Arman – Mon chemin est différent. Avec mes « cachets », je me servais d’un objet pour inscrire une trace. C’est une des pistes de mon avancée vers l’objet. L’autre vient de la musique. Eliane, ma première épouse, travaillait avec le GRP, le groupe de recherche musicale. L’appellation « allure objet » vient du vocabulaire employé par le GRP. Sous la direction de Pierre Schaeffer, inventeur de la musique concrète, des étudiants enregistraient des sons. Ils prenaient par exemple un abat-jour en opaline et le faisaient tinter. Ils enregistraient la tonalité et transformaient la vitesse des vibrations. Ils nommaient cette musique des « allures d’objets ». J’ai kidnappé ce mot pour m’en servir. La distorsion de l’impression sonore allait de pair avec la distorsion de l’impression picturale.
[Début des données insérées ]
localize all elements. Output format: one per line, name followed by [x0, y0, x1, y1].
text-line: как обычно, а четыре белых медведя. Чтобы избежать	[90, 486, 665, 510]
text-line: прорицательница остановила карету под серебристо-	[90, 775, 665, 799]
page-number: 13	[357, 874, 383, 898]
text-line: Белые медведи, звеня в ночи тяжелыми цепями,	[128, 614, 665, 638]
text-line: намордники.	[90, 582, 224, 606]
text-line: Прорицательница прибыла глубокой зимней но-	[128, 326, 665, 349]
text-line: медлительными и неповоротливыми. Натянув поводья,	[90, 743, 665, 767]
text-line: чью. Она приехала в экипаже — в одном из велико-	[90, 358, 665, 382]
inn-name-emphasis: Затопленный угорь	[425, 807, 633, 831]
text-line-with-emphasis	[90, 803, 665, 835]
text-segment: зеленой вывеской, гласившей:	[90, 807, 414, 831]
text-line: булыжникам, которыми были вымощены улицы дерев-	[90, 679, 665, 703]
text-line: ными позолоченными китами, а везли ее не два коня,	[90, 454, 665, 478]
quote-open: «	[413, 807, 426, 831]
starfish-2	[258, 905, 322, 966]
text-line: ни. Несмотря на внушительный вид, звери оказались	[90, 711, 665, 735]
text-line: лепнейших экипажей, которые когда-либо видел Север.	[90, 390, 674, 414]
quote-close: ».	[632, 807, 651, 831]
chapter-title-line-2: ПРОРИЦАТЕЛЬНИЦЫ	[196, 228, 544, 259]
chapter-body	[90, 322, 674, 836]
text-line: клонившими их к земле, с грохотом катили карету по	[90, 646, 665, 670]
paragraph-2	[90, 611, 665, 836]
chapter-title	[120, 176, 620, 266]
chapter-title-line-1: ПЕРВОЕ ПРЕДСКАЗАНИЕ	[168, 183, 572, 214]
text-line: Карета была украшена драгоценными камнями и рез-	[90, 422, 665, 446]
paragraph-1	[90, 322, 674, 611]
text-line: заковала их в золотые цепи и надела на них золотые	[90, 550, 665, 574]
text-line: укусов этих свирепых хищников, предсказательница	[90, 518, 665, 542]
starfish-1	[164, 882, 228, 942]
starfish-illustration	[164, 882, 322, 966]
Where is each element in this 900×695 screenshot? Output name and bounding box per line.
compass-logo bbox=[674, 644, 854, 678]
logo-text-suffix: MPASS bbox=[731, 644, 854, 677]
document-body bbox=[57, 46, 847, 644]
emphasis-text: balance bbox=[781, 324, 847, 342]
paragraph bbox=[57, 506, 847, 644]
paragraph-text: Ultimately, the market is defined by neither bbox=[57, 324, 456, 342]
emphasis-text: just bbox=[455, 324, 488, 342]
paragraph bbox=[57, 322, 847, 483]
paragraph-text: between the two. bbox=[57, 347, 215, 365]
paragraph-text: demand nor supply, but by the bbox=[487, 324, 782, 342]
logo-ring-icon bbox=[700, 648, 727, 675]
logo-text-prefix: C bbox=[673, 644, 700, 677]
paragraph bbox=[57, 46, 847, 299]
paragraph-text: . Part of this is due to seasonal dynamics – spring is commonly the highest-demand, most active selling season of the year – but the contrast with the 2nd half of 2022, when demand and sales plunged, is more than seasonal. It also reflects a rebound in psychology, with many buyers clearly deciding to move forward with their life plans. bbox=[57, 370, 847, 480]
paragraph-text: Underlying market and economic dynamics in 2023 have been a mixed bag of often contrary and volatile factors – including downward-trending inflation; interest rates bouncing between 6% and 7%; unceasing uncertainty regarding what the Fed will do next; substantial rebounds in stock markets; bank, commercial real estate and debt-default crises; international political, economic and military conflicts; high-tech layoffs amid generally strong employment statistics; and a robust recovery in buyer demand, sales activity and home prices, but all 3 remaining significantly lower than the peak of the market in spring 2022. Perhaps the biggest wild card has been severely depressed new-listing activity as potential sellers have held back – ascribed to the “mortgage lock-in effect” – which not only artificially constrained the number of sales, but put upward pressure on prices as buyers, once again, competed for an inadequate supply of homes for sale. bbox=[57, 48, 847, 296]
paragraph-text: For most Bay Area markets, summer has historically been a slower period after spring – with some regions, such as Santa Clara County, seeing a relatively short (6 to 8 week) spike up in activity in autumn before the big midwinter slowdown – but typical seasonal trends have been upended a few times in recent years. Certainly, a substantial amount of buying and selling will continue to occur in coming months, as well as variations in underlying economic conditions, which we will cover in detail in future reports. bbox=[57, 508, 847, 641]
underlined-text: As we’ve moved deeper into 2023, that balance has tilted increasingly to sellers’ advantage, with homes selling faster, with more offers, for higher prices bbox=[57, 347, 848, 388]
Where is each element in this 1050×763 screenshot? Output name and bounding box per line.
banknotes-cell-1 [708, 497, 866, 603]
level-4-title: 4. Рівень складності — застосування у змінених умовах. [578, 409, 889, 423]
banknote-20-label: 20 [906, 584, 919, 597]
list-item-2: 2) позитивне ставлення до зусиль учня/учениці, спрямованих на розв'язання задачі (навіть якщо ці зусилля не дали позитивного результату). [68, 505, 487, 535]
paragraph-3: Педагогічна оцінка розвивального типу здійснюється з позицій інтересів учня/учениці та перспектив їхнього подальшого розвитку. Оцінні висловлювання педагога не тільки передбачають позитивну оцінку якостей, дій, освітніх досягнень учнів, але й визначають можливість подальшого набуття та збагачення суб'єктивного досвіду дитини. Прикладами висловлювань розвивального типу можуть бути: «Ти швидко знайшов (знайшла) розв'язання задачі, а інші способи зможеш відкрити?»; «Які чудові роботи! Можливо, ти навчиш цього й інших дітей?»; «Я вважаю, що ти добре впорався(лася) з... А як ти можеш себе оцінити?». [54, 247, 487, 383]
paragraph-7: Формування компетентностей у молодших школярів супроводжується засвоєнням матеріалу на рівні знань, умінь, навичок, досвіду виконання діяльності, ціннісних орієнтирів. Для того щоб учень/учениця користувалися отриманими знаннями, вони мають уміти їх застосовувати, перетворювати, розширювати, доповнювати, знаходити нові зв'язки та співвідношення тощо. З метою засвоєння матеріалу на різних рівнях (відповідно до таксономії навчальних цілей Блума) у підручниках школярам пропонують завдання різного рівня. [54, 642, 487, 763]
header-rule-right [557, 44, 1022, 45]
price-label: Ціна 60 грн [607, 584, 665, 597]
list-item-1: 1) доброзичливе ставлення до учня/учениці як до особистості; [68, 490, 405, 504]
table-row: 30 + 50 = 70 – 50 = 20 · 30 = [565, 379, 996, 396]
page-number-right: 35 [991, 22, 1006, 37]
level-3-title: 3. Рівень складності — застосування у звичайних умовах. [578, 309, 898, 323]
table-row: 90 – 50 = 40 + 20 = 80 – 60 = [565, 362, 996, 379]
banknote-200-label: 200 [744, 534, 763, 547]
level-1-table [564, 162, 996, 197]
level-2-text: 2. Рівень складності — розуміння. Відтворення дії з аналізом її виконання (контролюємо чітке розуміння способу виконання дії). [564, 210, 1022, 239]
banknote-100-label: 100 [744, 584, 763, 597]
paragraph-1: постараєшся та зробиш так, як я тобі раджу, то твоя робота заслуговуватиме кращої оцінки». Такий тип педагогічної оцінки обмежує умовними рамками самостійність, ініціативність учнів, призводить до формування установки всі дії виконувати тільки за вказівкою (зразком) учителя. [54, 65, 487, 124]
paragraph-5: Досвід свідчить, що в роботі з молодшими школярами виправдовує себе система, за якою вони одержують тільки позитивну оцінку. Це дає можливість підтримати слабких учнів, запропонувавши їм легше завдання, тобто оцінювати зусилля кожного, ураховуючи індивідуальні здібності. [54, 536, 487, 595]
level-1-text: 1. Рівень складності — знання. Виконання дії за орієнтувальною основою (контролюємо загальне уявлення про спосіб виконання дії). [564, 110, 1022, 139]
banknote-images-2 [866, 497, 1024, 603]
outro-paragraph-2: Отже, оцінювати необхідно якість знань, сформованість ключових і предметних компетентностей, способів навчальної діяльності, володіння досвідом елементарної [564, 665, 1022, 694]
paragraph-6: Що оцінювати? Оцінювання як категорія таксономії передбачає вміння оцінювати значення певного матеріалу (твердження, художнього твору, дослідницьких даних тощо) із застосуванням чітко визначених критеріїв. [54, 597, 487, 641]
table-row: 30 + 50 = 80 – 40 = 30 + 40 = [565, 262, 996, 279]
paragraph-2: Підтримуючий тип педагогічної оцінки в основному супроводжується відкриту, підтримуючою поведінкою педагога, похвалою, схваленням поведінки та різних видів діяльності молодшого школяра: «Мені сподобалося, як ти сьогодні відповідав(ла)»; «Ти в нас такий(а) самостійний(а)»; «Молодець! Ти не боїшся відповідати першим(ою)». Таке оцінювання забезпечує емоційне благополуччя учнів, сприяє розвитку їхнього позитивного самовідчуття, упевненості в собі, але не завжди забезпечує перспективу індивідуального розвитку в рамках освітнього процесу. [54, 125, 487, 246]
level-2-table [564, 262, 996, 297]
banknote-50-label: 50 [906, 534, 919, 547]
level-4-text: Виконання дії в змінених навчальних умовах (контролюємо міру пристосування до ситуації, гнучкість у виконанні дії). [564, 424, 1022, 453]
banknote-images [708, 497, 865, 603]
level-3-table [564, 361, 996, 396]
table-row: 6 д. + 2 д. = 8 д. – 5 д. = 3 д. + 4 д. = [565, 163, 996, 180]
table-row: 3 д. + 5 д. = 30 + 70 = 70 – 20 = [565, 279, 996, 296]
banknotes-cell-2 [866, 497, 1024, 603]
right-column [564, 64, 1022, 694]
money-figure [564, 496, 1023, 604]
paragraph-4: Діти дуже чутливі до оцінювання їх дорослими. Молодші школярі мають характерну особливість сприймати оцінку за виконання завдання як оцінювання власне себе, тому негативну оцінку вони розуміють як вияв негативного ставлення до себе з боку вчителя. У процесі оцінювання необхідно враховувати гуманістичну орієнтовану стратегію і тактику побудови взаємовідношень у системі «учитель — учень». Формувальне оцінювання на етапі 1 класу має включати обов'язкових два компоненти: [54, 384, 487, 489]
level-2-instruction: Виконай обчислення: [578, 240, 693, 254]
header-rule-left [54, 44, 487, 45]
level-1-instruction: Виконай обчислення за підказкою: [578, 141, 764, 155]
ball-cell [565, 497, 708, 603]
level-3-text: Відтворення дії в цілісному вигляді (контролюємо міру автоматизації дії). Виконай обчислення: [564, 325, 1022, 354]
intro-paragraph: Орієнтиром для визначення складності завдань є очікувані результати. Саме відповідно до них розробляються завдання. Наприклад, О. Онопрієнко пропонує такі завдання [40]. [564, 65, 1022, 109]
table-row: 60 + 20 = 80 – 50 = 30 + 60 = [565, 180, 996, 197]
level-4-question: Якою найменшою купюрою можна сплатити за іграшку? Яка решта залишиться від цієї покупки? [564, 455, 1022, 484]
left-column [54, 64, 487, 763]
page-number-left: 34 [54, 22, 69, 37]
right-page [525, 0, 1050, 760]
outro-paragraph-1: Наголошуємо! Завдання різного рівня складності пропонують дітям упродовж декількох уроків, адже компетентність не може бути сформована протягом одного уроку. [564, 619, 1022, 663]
Quand je déroulais mes objets trempés dans l’encre, j’imprimais leur allure. J’ai utilisé des œufs, une chaussure, des roulements à bille, des bouteilles, des ressorts… Je prenais tout ce qui pouvait laisser une trace un peu intéressante.
Otto Hahn – Y avait-il une composante de violence comme dans le groupe Gutaï ?
Arman – Les Japonais piétinaient le support, dérapaient dessus à vélo. Il y en a même un qui a sauté du quatrième étage et s’est écrasé sur la toile. Cela touchait à l’hystérie. Ma composante de violence était d’avantage dans la lignée de Van Gogh. Mais la différence entre les peintres du groupe Gutaï et moi, c’est qu’ils en sont restés à la peinture. Moi le geste m’a conduit vers l’objet : ayant brisé une soucoupe sur la toile, j’en ai gardé les morceaux et les ai collés dans l’œuvre. Je suis alors entré dans la logique de l’objet. J’en utilisais de toutes sortes et j’avais des tiroirs pleins de rouages et de lampes de radio. Un jour, en 1959, j’ai considéré qu’un tiroir plein de lampes était une œuvre complète. J’ai fixé un Rhodoïd dessus, j’ai peint les côtés en noir et je l’ai montré tel quel. C’était ma première accumulation.
Otto Hahn – Quand faites vous votre première « poubelle » ?
Arman – En 1959, tout arrive en même temps. Je suis comme un canon bourré de poudre qui ne demande qu’à partir. Mon langage s’organise, les différentes facettes s’articulent. Mais, malgré mes efforts, je ne réussis pas à exposer. Personne ne veut prendre le risque de montrer mes « poubelles ».